A inteligência prática é exercida na relação com o aluno, no sentido de ajudá-lo a descobrir seu potencial, e também na relação com os pares, ao conseguirem resolver com fluidez situações que normalmente ficariam sem solução. Além disso, há mobilização da inteligência prática quando extrapolam a falta de estrutura e de recursos e conseguem alcançar os resultados desejados. Mas, muitas vezes, essas situações ocorrem de maneira isolada, sem mobilização do coletivo; enquanto classe profissional, não percebem cooperação, sendo mais comum vivenciarem o não envolvimento dos pares na busca por melhorias mais amplas nas condições de trabalho.

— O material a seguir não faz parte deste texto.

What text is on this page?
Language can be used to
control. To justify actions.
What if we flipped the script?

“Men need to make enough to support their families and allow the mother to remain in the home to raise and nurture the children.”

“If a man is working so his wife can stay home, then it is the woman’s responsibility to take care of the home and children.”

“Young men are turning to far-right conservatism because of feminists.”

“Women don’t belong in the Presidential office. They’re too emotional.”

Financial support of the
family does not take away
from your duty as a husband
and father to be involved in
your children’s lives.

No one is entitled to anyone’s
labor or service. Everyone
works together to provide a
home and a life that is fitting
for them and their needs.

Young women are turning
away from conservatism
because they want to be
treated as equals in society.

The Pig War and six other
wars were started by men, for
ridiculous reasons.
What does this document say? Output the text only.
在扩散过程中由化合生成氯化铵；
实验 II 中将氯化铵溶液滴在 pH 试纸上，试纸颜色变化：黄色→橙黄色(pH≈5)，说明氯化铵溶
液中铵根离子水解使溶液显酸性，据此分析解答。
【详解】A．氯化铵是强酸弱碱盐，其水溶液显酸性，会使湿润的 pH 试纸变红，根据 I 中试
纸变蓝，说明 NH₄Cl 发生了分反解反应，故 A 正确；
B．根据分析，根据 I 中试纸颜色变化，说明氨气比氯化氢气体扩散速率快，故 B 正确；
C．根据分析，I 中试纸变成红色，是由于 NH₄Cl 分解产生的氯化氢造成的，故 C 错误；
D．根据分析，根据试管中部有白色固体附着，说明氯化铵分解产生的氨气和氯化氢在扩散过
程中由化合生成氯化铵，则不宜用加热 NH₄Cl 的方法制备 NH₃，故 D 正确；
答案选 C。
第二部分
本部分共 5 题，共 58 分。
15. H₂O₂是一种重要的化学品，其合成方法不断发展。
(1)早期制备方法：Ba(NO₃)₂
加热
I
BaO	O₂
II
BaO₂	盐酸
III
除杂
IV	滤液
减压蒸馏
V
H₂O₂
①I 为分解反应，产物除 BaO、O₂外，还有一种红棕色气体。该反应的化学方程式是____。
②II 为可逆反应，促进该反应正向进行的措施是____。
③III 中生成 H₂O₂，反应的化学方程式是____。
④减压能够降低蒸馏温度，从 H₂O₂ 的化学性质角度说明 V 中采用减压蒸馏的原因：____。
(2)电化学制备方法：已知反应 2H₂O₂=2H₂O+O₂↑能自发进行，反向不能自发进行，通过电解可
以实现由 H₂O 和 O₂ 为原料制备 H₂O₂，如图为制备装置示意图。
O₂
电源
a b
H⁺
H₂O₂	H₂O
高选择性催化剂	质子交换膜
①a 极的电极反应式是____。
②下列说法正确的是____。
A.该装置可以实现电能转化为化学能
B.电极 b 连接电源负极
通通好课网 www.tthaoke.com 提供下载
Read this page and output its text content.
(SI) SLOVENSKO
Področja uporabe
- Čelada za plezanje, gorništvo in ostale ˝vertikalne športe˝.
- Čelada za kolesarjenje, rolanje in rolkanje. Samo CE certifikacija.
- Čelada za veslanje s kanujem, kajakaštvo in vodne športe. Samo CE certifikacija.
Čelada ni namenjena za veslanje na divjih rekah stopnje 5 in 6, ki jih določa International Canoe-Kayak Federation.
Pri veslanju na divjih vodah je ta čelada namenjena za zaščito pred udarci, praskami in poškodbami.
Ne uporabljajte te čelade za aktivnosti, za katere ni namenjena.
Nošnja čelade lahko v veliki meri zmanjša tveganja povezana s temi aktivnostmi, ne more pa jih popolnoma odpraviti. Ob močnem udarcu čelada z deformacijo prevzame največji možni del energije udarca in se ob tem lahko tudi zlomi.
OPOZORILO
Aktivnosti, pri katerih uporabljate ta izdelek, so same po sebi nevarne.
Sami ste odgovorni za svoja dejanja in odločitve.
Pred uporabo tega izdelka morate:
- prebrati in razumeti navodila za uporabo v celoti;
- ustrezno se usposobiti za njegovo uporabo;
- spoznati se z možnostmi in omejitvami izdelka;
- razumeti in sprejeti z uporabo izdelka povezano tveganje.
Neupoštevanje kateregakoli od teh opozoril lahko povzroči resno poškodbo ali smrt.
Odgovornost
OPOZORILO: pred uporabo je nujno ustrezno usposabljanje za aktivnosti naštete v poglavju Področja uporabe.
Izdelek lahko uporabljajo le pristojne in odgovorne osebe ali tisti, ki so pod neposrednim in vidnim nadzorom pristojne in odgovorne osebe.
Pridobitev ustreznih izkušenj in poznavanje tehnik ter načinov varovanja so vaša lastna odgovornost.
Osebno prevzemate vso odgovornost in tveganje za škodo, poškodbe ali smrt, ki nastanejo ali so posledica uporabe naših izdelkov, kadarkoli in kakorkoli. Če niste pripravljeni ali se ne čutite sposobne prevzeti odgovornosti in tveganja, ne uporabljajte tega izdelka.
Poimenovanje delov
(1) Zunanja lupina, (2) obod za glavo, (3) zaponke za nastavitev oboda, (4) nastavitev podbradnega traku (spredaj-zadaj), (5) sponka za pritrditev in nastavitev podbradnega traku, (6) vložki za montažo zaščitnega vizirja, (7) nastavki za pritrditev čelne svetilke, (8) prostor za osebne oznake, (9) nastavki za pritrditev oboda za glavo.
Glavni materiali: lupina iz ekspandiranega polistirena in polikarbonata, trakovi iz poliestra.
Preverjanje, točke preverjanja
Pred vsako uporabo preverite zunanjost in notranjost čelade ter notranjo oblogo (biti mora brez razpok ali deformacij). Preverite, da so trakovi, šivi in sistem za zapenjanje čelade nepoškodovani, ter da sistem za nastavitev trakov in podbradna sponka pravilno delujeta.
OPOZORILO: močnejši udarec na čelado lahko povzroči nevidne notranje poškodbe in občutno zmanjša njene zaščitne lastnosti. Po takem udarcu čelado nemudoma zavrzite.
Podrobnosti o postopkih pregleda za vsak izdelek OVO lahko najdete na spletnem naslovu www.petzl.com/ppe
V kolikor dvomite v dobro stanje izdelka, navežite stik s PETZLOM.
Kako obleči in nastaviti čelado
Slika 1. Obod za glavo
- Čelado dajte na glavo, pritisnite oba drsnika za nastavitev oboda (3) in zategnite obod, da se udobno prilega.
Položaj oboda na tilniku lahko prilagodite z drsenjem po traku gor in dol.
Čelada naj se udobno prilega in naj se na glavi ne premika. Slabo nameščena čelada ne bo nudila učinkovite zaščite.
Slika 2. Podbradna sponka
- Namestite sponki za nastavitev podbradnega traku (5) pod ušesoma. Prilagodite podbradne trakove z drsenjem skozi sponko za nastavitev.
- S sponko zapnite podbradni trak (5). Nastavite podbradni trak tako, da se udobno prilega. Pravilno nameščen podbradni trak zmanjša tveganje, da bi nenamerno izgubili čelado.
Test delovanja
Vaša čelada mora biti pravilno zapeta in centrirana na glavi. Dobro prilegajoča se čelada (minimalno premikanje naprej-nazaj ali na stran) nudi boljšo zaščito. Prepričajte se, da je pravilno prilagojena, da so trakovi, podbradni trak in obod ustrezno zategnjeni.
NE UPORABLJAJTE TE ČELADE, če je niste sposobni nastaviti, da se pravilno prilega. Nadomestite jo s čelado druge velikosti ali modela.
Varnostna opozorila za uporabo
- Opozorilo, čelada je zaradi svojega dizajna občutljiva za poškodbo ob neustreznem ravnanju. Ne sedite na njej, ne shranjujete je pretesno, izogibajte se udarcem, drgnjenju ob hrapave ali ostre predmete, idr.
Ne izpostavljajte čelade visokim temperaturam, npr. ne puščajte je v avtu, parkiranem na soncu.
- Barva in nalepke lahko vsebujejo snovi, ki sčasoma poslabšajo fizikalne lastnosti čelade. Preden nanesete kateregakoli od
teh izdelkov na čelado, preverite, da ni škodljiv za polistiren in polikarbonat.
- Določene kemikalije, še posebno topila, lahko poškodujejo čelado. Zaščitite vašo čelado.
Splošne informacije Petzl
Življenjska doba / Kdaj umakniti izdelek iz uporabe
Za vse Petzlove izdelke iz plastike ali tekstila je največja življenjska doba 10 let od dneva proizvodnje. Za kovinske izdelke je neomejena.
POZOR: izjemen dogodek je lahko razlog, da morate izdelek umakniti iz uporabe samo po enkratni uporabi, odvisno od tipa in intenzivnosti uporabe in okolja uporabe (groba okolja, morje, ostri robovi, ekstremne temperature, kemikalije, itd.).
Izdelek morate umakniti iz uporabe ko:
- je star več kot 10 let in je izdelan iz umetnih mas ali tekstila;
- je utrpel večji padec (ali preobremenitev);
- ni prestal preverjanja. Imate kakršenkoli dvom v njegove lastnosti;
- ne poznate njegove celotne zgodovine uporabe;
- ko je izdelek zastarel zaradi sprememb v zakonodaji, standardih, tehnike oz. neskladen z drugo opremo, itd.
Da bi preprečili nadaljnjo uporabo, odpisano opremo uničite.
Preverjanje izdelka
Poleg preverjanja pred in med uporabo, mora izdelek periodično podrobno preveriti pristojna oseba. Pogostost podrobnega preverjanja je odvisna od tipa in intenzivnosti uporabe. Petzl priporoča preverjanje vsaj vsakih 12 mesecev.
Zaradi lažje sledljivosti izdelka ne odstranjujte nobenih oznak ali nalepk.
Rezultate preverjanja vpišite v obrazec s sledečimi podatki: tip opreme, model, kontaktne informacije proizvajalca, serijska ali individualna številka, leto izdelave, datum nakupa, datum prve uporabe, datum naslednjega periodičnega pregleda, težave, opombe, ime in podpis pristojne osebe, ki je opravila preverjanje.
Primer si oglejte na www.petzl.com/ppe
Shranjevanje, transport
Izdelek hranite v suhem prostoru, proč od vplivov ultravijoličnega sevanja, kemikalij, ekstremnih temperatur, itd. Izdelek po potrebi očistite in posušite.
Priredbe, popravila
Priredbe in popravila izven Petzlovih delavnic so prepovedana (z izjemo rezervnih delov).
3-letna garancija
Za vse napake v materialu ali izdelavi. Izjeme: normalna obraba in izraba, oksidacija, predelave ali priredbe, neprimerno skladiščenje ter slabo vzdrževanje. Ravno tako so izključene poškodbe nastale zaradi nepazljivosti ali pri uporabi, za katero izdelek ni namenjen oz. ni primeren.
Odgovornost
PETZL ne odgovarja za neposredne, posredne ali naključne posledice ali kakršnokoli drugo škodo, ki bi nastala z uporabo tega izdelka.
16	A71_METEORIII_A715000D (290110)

Em pequenos subgrupos, é possível observar situações de cooperação entre os pares em projetos específicos ou na divisão do trabalho, mas quando essa análise é levada para um grupo maior (como os professores de um determinado curso, por exemplo), observa-se a sobrecarga de alguns devido ao não envolvimento de outros.
Em termos de reconhecimento, ressalta-se a presença de reconhecimento por parte dos alunos. Também foi relatado o reconhecimento do público em situações de apresentação de trabalhos em eventos científicos.
No que diz respeito ao espaço de discussão coletivo, apenas um sujeito relatou as reuniões de colegiado como espaço de escuta e de resolução de problemas: "Então, as questões que a gente acha que não estão bem claras, a gente resolve tudo na coordenação em reuniões. Lá é aberto, todo mundo fala o que pensa, sente" (S4).
Resultados relativos ao Eixo III
Em relação aos elementos do Eixo III sofrimento, defesas e patologias há relatos de vivência de sofrimento em algumas situações de trabalho, mas não houve relatos de patologias instaladas. Um fator em comum citado como fonte de sofrimento foi a participação em reuniões. Em termos práticos, essas reuniões (departamentais e, principalmente, as reuniões do conselho deliberativo) são desgastantes por não serem fluidas e resolutivas, trazendo para os sujeitos a sensação de perda de tempo. Para além desse motivo prático, as reuniões costumam ser situações de muitos embates muitas vezes até desrespeitosos para com os colegas de trabalho e de defesas de interesses individuais e não coletivos. O clima dessas reuniões tem repercussões para os docentes; para alguns, tem trazido o sentimento de incapacidade de participar desses encontros, tamanha a carga ansiogênica sentida: "Todas as sextas-feiras que tem reunião. Isto me faz sofrer demais, sofro muito, muito, muito, muito." (S1); "Acho que estes embates acabam comigo. Na universidade tudo dá briga, tudo. Tudo tem que ser brigado, no tapa. Isso me incomoda muito" (S3). Ainda que essa situação seja geradora de sofrimento, algumas vezes há a possibilidade de não participar dessas reuniões, por exemplo, recusando-se a assumir determinados cargos administrativos nos quais a presença em reuniões deliberativas é obrigatória: "Eu não pego a direção ou estes cargos administrativos porque me incomodam muito estes embates" (S3).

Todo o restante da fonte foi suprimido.